Health systems have a tendency to be inward looking, and could benefit from lessons already learned in other sectors. For example, local and regional government in many countries has already taken steps to promote public sector procurement as a means of stimulating markets, and may be able to offer ready-made expertise to healthcare facility planners, managers, and procurers.

The EuHPN/LCB workshop organisers made a concerted effort to draw on the experiences of others, and included speakers from local government, clinical networks, universities and other networks. You can visit some of these via the following links:

Health Care Without Harm
CleanMed
ÖkoKauf Wien (for German speakers, or go to the HCWH link for hospital procurement guidelines.

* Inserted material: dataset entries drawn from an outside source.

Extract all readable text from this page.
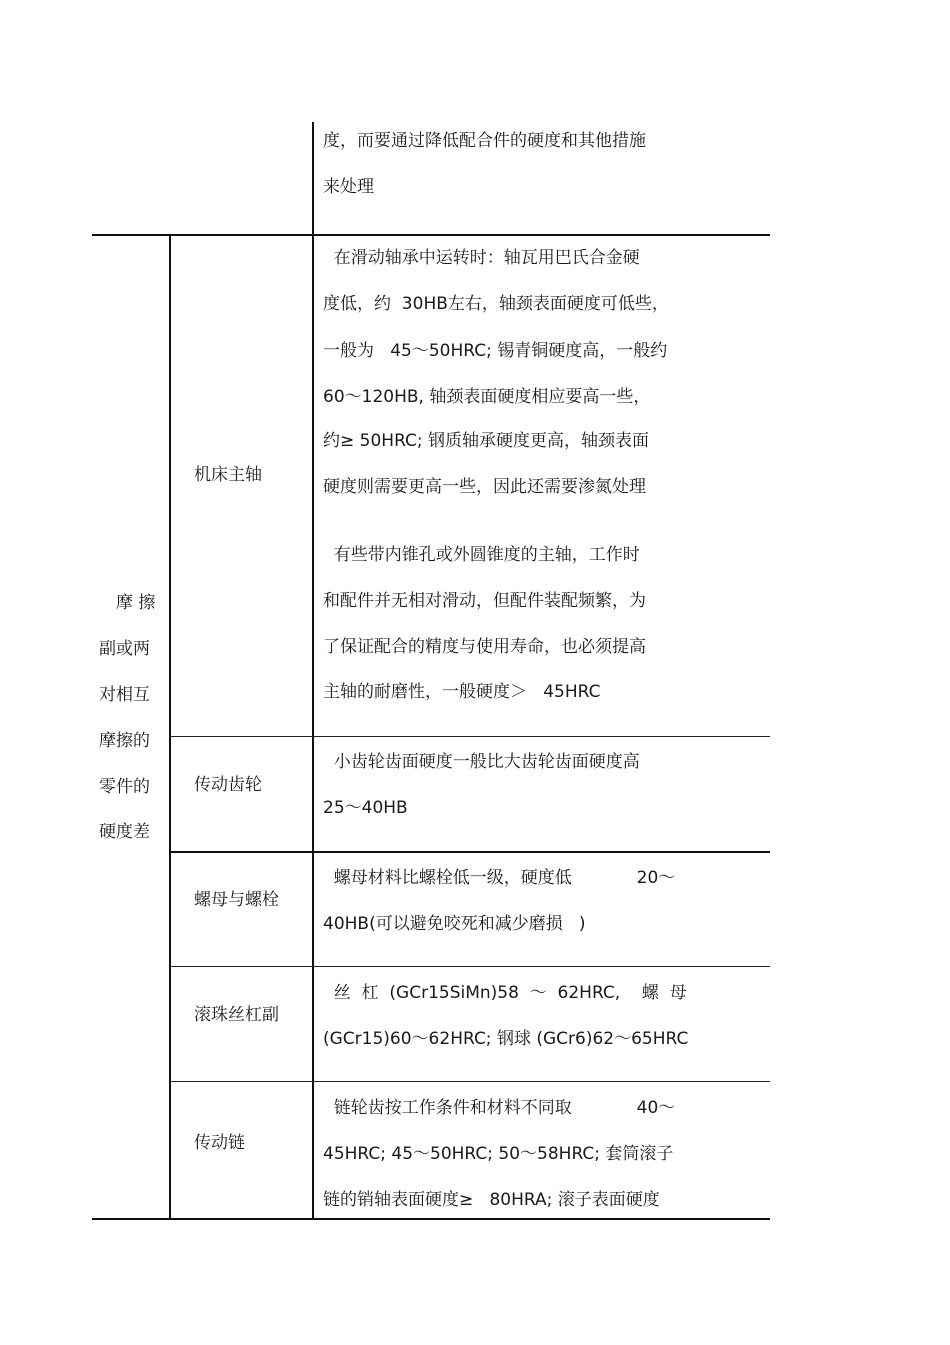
度，而要通过降低配合件的硬度和其他措施
来处理
摩 擦
副或两
对相互
摩擦的
零件的
硬度差
机床主轴
在滑动轴承中运转时：轴瓦用巴氏合金硬
度低，约  30HB左右，轴颈表面硬度可低些，
一般为   45～50HRC; 锡青铜硬度高，一般约
60～120HB, 轴颈表面硬度相应要高一些，
约≥ 50HRC; 钢质轴承硬度更高，轴颈表面
硬度则需要更高一些，因此还需要渗氮处理
有些带内锥孔或外圆锥度的主轴，工作时
和配件并无相对滑动，但配件装配频繁，为
了保证配合的精度与使用寿命，也必须提高
主轴的耐磨性，一般硬度＞   45HRC
传动齿轮
小齿轮齿面硬度一般比大齿轮齿面硬度高
25～40HB
螺母与螺栓
螺母材料比螺栓低一级，硬度低            20～
40HB(可以避免咬死和减少磨损   )
滚珠丝杠副
丝  杠  (GCr15SiMn)58  ～  62HRC,    螺  母
(GCr15)60～62HRC; 钢球 (GCr6)62～65HRC
传动链
链轮齿按工作条件和材料不同取            40～
45HRC; 45～50HRC; 50～58HRC; 套筒滚子
链的销轴表面硬度≥   80HRA; 滚子表面硬度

Make use of the Low Carbon Building-HEALTHCARE network

Speakers from LCB pilot projects touched on many of the preceding issues, and it was clear that the practical experience of running pilot projects to make changes to procurement practice is an important test bed, as well as an opportunity to learn how to make sustainable change happen.

The pilot projects who presented were:

Innovative procurement for a sustainable solution – cleaning beds, Erasmus University Medical Centre, The Netherlands.

Ultra Efficient Lighting for Future Wards, The Rotherham NHS Foundation Trust, UK. [LINK TO CASE STUDY]

In fact, all the pilot projects were represented via case study documents, and you can read about Forward Commitment Procurement at Nottingham University Hospitals NHS Trust (UK), Rawicz County Hospital (Poland) and The ‘Nye Østfoldsykehuset’ Project (Norway) here.

Having consulted with a broad range of stakeholders to inform the LCB State-of-the-Art Report, and with country pilot studies now fully underway, the LCB network has produced an informal report titled ‘Creating the Conditions for Innovation: Towards a Good Practice Guide’. This was presented at the Bologna workshop, with an appeal to the participants to contribute to creating a final version, covering the factors that support and hinder innovation in procurement of low carbon health buildings, and looking ahead to production of a final Good Practice Guide in 2012. You can read the interim guide here.

 

And finally …

… the EuHPN/LCB workshop was a successful partnership that drew on the expertise of professionals working in many sectors, representing many different types of organisation from many different countries across Europe. Bologna was an excellent venue, partly because it could offer visitors the opportunity to see new technologies and methodologies in practice, in hospitals at Rimini, Forli and Ferrara, but also because it has some wonderful examples of sustainability in healthcare infrastructure. Workshop participants had the opportunity to visit one of these, the ‘Teatro Anatomico’ in Bologna University’s Library - a wooden structure, still perfectly fit for purpose, unchanged since its creation in the 17th century!